Berdasar pada rumusan masalah dan tujuan penelitian sebelumnya, maka paradigma yang digunakan tidak bersifat tunggal, tetapi multi-paradigma yakni paradigma kritis dan konstruktivisme, dengan pendekatan kualitatif. pengumpulan data, berupa wawancara mendalam, dokumentasi, observasi dan data sekunder. Pemilihan kasus yang paling relevan adalah organisasi gerakan sosial petani wilayah Jawa Barat yang menjadi representasi gerakan sosial petani. Gerakan sosial petani yang akan di analisis meliputi periode sebelum orde baru dan pasca orde baru (orde reformasi). Kasus perjuangan kolektif petani yang terjadi pada masa orde baru diposisikan sebagai bagian dari prakondisi yang mendorong munculnya gerakan sosial petani dan dalam penelitian ini diposisikan sebagai proses internal gerakan.
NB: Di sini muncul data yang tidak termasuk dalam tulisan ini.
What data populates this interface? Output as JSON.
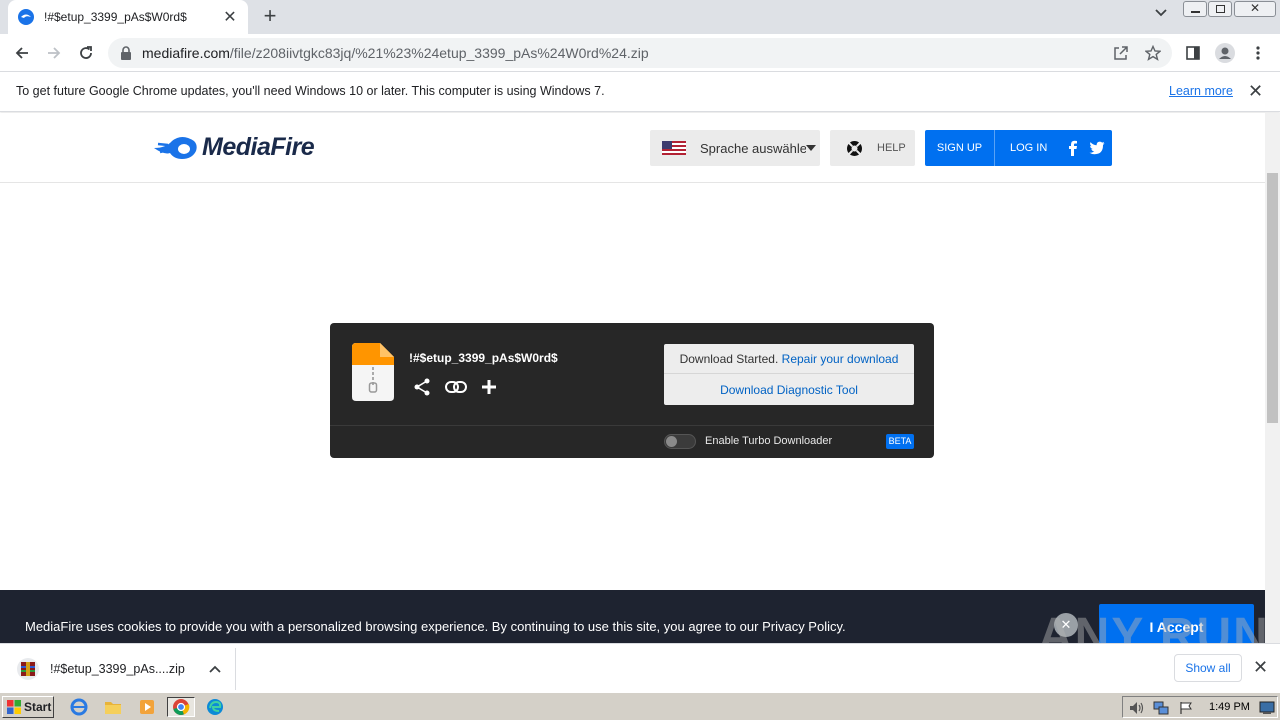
{
  "browser": {
    "tab_title": "!#$etup_3399_pAs$W0rd$",
    "url_host": "mediafire.com",
    "url_path": "/file/z208iivtgkc83jq/%21%23%24etup_3399_pAs%24W0rd%24.zip",
    "infobar_message": "To get future Google Chrome updates, you'll need Windows 10 or later. This computer is using Windows 7.",
    "infobar_link": "Learn more"
  },
  "header": {
    "logo_text": "MediaFire",
    "language_label": "Sprache auswählen",
    "help_label": "HELP",
    "signup_label": "SIGN UP",
    "login_label": "LOG IN"
  },
  "download": {
    "file_name": "!#$etup_3399_pAs$W0rd$",
    "status_text": "Download Started.",
    "repair_link": "Repair your download",
    "diagnostic_link": "Download Diagnostic Tool",
    "turbo_label": "Enable Turbo Downloader",
    "beta_badge": "BETA"
  },
  "cookie": {
    "message": "MediaFire uses cookies to provide you with a personalized browsing experience. By continuing to use this site, you agree to our Privacy Policy.",
    "accept_label": "I Accept"
  },
  "shelf": {
    "item_name": "!#$etup_3399_pAs....zip",
    "show_all": "Show all"
  },
  "watermark": "ANY RUN",
  "taskbar": {
    "start_label": "Start",
    "clock": "1:49 PM"
  },
  "colors": {
    "mediafire_blue": "#0070f0",
    "dark_panel": "#272727",
    "cookie_bg": "#1e2330"
  }
}
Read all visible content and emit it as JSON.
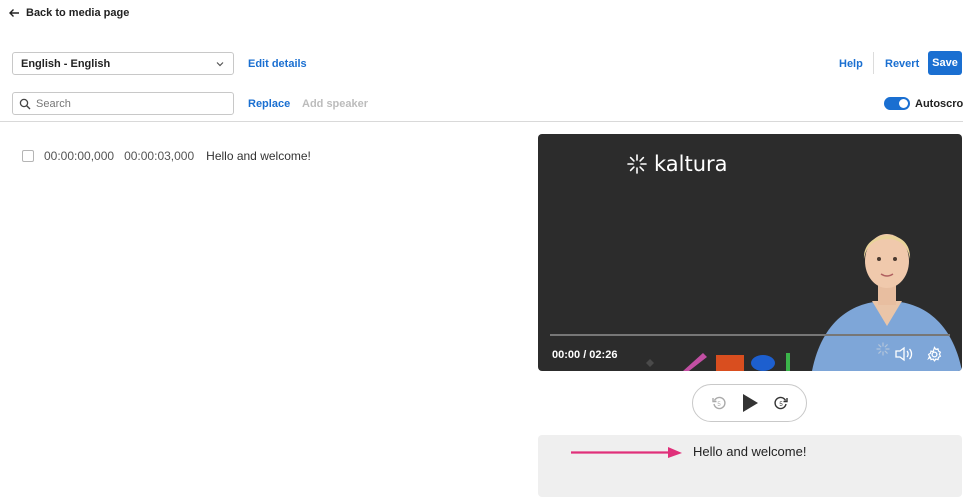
{
  "header": {
    "back_label": "Back to media page"
  },
  "toolbar": {
    "language_value": "English - English",
    "edit_details_label": "Edit details",
    "help_label": "Help",
    "revert_label": "Revert",
    "save_label": "Save",
    "search_placeholder": "Search",
    "replace_label": "Replace",
    "add_speaker_label": "Add speaker",
    "autoscroll_label": "Autoscroll",
    "autoscroll_on": true
  },
  "captions": [
    {
      "start": "00:00:00,000",
      "end": "00:00:03,000",
      "text": "Hello and welcome!"
    }
  ],
  "player": {
    "logo_text": "kaltura",
    "time_readout": "00:00 / 02:26",
    "progress_fraction": 0.0
  },
  "preview": {
    "text": "Hello and welcome!"
  },
  "colors": {
    "accent": "#1a6fd1",
    "arrow": "#e0307a",
    "player_bg": "#2c2c2c"
  }
}
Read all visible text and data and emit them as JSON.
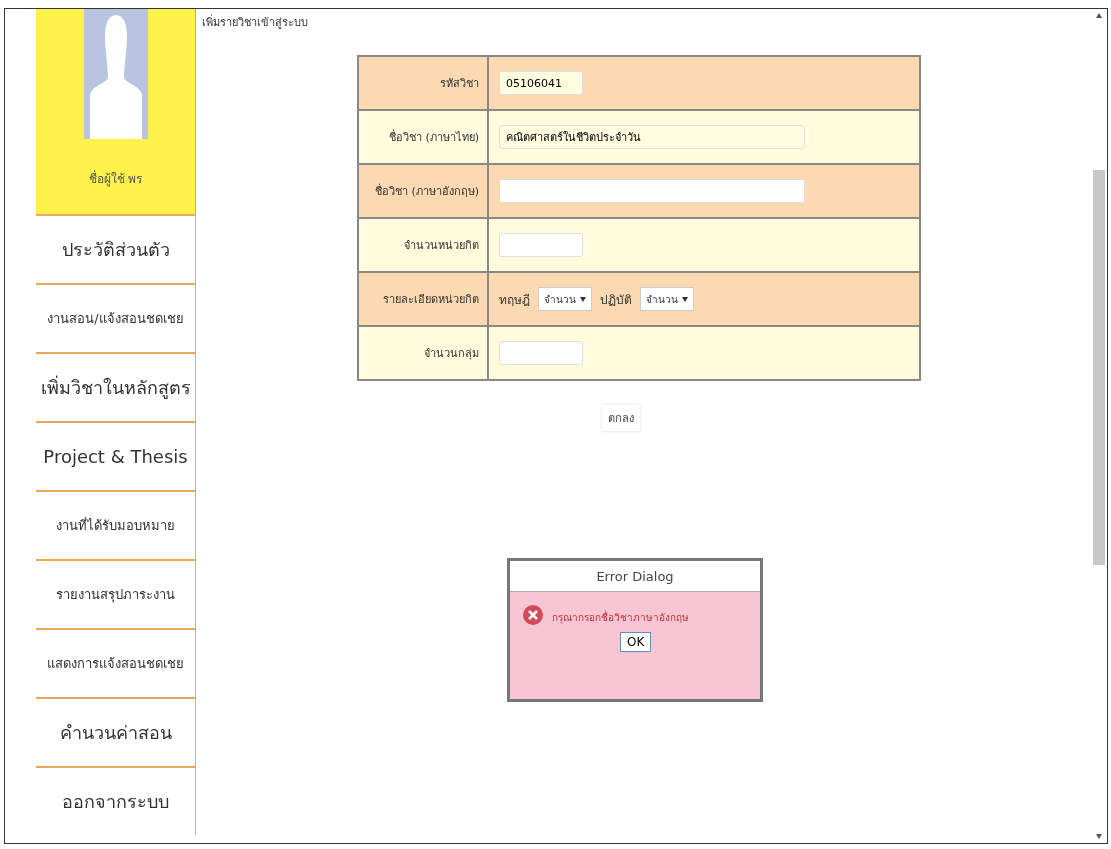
{
  "sidebar": {
    "user_name": "ชื่อผู้ใช้  พร",
    "items": [
      {
        "label": "ประวัติส่วนตัว",
        "kind": "large"
      },
      {
        "label": "งานสอน/แจ้งสอนชดเชย",
        "kind": "small"
      },
      {
        "label": "เพิ่มวิชาในหลักสูตร",
        "kind": "large"
      },
      {
        "label": "Project & Thesis",
        "kind": "large"
      },
      {
        "label": "งานที่ได้รับมอบหมาย",
        "kind": "small"
      },
      {
        "label": "รายงานสรุปภาระงาน",
        "kind": "small"
      },
      {
        "label": "แสดงการแจ้งสอนชดเชย",
        "kind": "small"
      },
      {
        "label": "คำนวนค่าสอน",
        "kind": "large"
      },
      {
        "label": "ออกจากระบบ",
        "kind": "large"
      }
    ]
  },
  "page_title": "เพิ่มรายวิชาเข้าสู่ระบบ",
  "form": {
    "rows": [
      {
        "label": "รหัสวิชา",
        "kind": "short",
        "value": "05106041"
      },
      {
        "label": "ชื่อวิชา (ภาษาไทย)",
        "kind": "long",
        "value": "คณิตศาสตร์ในชีวิตประจำวัน"
      },
      {
        "label": "ชื่อวิชา (ภาษาอังกฤษ)",
        "kind": "long"
      },
      {
        "label": "จำนวนหน่วยกิต",
        "kind": "short"
      },
      {
        "label": "รายละเอียดหน่วยกิต",
        "kind": "selects",
        "selects": [
          {
            "label": "ทฤษฎี",
            "value": "จำนวน"
          },
          {
            "label": "ปฏิบัติ",
            "value": "จำนวน"
          }
        ]
      },
      {
        "label": "จำนวนกลุ่ม",
        "kind": "short"
      }
    ],
    "submit": "ตกลง"
  },
  "dialog": {
    "title": "Error Dialog",
    "message": "กรุณากรอกชื่อวิชาภาษาอังกฤษ",
    "button": "OK"
  }
}
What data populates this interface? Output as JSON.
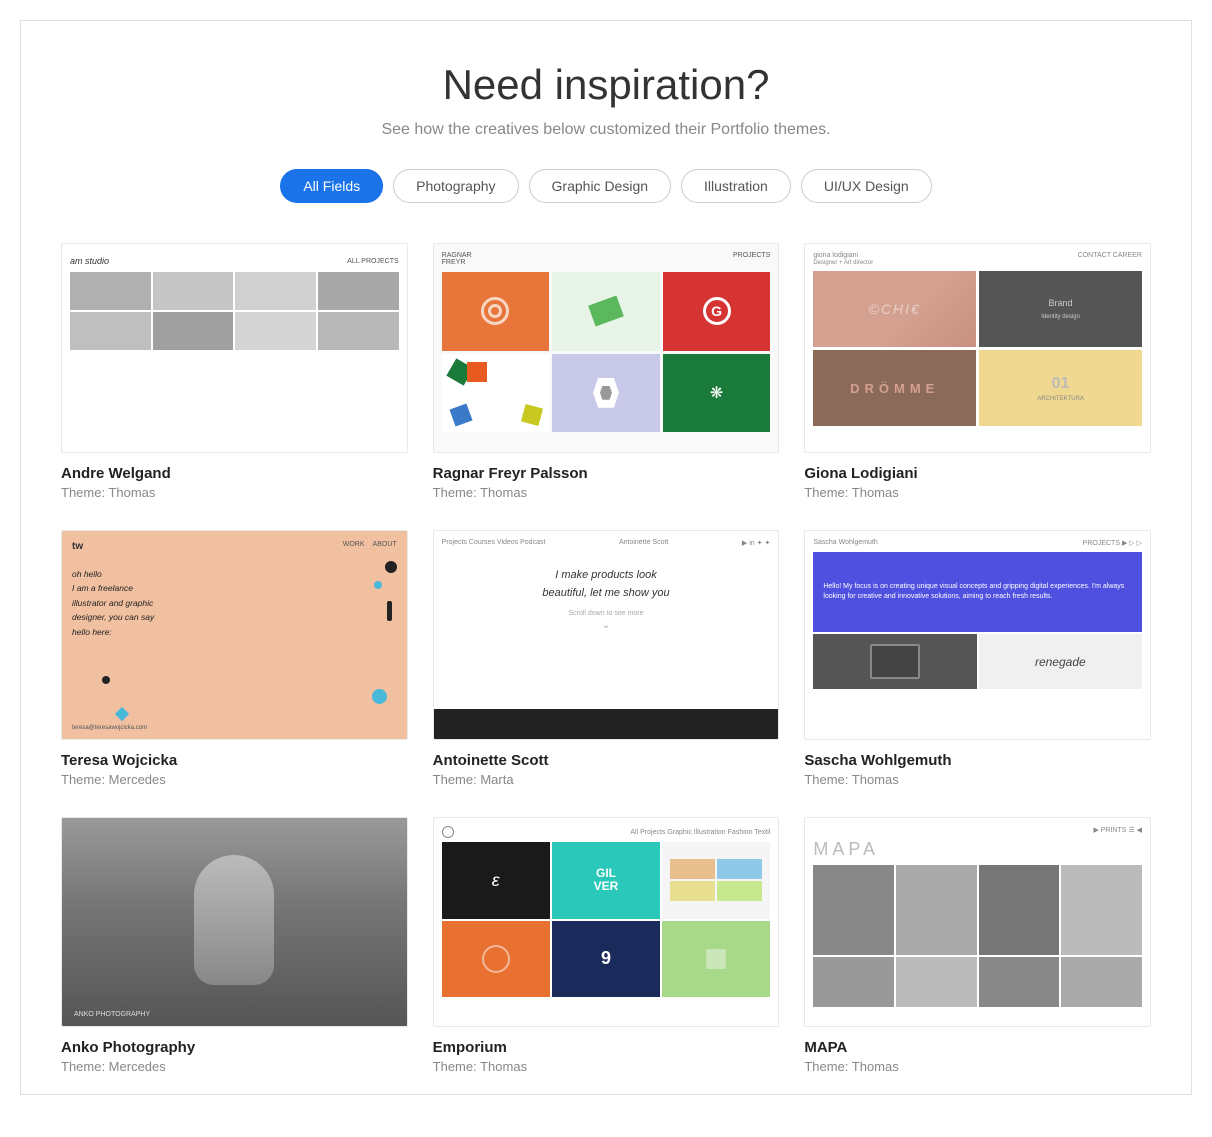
{
  "hero": {
    "title": "Need inspiration?",
    "subtitle": "See how the creatives below customized their Portfolio themes."
  },
  "filters": {
    "tabs": [
      {
        "id": "all",
        "label": "All Fields",
        "active": true
      },
      {
        "id": "photography",
        "label": "Photography",
        "active": false
      },
      {
        "id": "graphic-design",
        "label": "Graphic Design",
        "active": false
      },
      {
        "id": "illustration",
        "label": "Illustration",
        "active": false
      },
      {
        "id": "ui-ux",
        "label": "UI/UX Design",
        "active": false
      }
    ]
  },
  "portfolios": [
    {
      "id": "andre",
      "name": "Andre Welgand",
      "theme": "Theme: Thomas"
    },
    {
      "id": "ragnar",
      "name": "Ragnar Freyr Palsson",
      "theme": "Theme: Thomas"
    },
    {
      "id": "giona",
      "name": "Giona Lodigiani",
      "theme": "Theme: Thomas"
    },
    {
      "id": "teresa",
      "name": "Teresa Wojcicka",
      "theme": "Theme: Mercedes"
    },
    {
      "id": "antoinette",
      "name": "Antoinette Scott",
      "theme": "Theme: Marta"
    },
    {
      "id": "sascha",
      "name": "Sascha Wohlgemuth",
      "theme": "Theme: Thomas"
    },
    {
      "id": "anko",
      "name": "Anko Photography",
      "theme": "Theme: Mercedes"
    },
    {
      "id": "emporium",
      "name": "Emporium",
      "theme": "Theme: Thomas"
    },
    {
      "id": "mapa",
      "name": "MAPA",
      "theme": "Theme: Thomas"
    }
  ]
}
Hasil penelitian menunjukkan konflik disebabkan (a) Relasi agraria yang timpang karena eksploitasi kapitalisme di pedesaan, (b) Kemiskinan terjadi karena tiadanya akses dan penguasaan atas sumber daya oleh masyarakat lokal. Kemudian Struktur mobilisasi sumber daya terjadi pada individu-individu di level lokal yang langsung berhadapan dengan kuasa kapitalistik perkebunan, dan terjadi pada jaringan aktivis perkotaan yang berhadapan otoritas lokal, supra lokal maupun nasional. hadirnya kesempatan politik sejak terjadinya perubahan sistem rezim politik pasca orde baru dari kondisi tertutup yang kemudian mengalami keterbukaan. Artikulasi kepentingan petani terjadi secara bertingkat dengan memunculkan adanya “broker” atau “mediator” yang menjadi penghubung organisasi tani lokal ke otoritas lokal maupun supra lokal, dan nasional. Proses artikulasi tersebut kemudian memunculkan adanya hubungan patron-klien baru diantara masyarakat petani dengan aktivis perkotaan yang diwakili oleh Serikat Petani Pasundan. sebagai implikasi kebijakan kedepan penting kirnya untuk dilakukan Pertama, Pemerintah yang memiliki kewenangan atas tanah eks-perkebunan, harus segera melakukan langkah-langkah penyelesaian secara terstruktur. Kemudian, pemerintah seharusnya juga senantiasa bertindak secepatnya jika ada rakyat yang menempati atau menduduki tanah yang bukan hak mereka. Jika kesalahan itu dibiarkan berlarut-larut, apalagi sampai turun generasi ke generasi, maka persoalannya akan semakin menjadi akut dan sulit diselesaikan secara baik-baik. Kedepan harus ada agenda khusus untuk merumuskan kebijakan HGU berbasis rakyat melalui model Bumdes /Koperasi di tingkat lokal. Kedua, Berdasarkan pengalaman atas aksi-aksi reklaiming yang berhasil sampai pada mendapatkan pengakuan hak atas tanah (sertifikat), maka gerakan petani lokal dituntut untuk mengembangkan kembali organisasi, dan kapasitas serta kompetensi para anggotanya, selain itu perlu membangun jaringan komunikasinya secara efektif sehingga akan mendapatkan jaringan dukungan yang lebih baik dari organisasi-organisasi politik lebih luas. Dengan demikian petani akan memiliki bergaining position yang lebih baik dalam menyelesaikan masalah konflik lahan yang dihadapinya.